Kurulduğu günden bu tarafa TASAV, yürüttüğü faaliyetler ve düzenlediği etkinliklerle, ülkemizde ve dünyada meydana gelen gelişmelerle ilgili olarak toplumda farkındalık oluşturmaya çalışıyor. Bu defa Türkiye ekonomisini gündemimize aldık. Türkiye ekonomisine ilişkin bir yanda pembe tablolar çizilirken, diğer yanda kriz söylemleri aldı yürüdü, dolayısıyla biz de gerçek fotoğrafı ortaya koymak ve böylece kamuoyunu bilgilendirmek istedik.

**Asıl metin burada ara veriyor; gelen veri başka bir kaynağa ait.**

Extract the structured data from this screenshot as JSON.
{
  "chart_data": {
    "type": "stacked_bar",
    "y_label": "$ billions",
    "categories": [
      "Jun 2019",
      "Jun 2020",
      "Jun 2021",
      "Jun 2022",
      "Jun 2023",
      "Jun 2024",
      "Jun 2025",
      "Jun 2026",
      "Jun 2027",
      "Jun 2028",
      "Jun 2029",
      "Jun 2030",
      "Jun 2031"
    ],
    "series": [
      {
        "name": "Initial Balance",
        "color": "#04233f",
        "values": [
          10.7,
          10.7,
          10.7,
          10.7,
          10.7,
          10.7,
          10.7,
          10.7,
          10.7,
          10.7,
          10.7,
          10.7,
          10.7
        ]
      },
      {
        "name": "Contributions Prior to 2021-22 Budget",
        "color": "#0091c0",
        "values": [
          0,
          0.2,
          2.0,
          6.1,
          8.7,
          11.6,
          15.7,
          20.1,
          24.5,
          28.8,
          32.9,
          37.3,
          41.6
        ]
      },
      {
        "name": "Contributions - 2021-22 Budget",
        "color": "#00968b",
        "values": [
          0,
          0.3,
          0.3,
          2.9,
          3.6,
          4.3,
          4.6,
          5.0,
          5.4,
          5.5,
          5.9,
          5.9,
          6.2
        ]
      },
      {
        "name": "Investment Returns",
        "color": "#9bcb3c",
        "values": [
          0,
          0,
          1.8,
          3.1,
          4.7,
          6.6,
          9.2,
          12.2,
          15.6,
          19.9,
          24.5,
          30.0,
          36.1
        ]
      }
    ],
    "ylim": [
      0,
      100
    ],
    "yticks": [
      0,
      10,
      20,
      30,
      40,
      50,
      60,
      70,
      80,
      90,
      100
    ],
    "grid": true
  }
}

Malûmunuz, ülkelerin ekonomik gelişmişlik düzeyleri ile toplumların refah, huzur ve güvenlikleri arasında doğru yönlü bir ilişki var. Yaşadığımız çağda ekonomi, doğrudan ve dolaylı etkileriyle gündelik hayatımızın en üst sıralarında yer alıyor. Bu açıdan ekonomi, politika yapıcıların karar alma ve siyaset üretme süreçlerinde de belirleyici bir unsur oluyor. İşte bu yüzden ülkemizin ekonomik vaziyetinin iyi analiz edilmesi gerekiyor.
Toplantıyı tertip etmeden önce arkadaşlarımızla şu tespiti yaptık: Türkiye ekonomisi cari açık, tasarruf yatırım açığı, dış ticaret açığı, bunlara bağlı olarak artan işsizlik ve derinleşen yoksulluk sorunlarıyla karşı karşıyadır. Buna son zamanlarda bir de yolsuzlukların ortaya çıkardığı güvensizlik sorunu eklendi. Diğer taraftan, uluslararası ekonomide süregelen “parasal genişlemenin” devam edemeyeceği anlaşıldı. Bu durum, gelişmekte olan ekonomileri, bu çerçevede büyümesini dış sermaye ile ithalata bağlı olarak sürdürebilen Türkiye ekonomisini de olumsuz yönde etkileyecektir.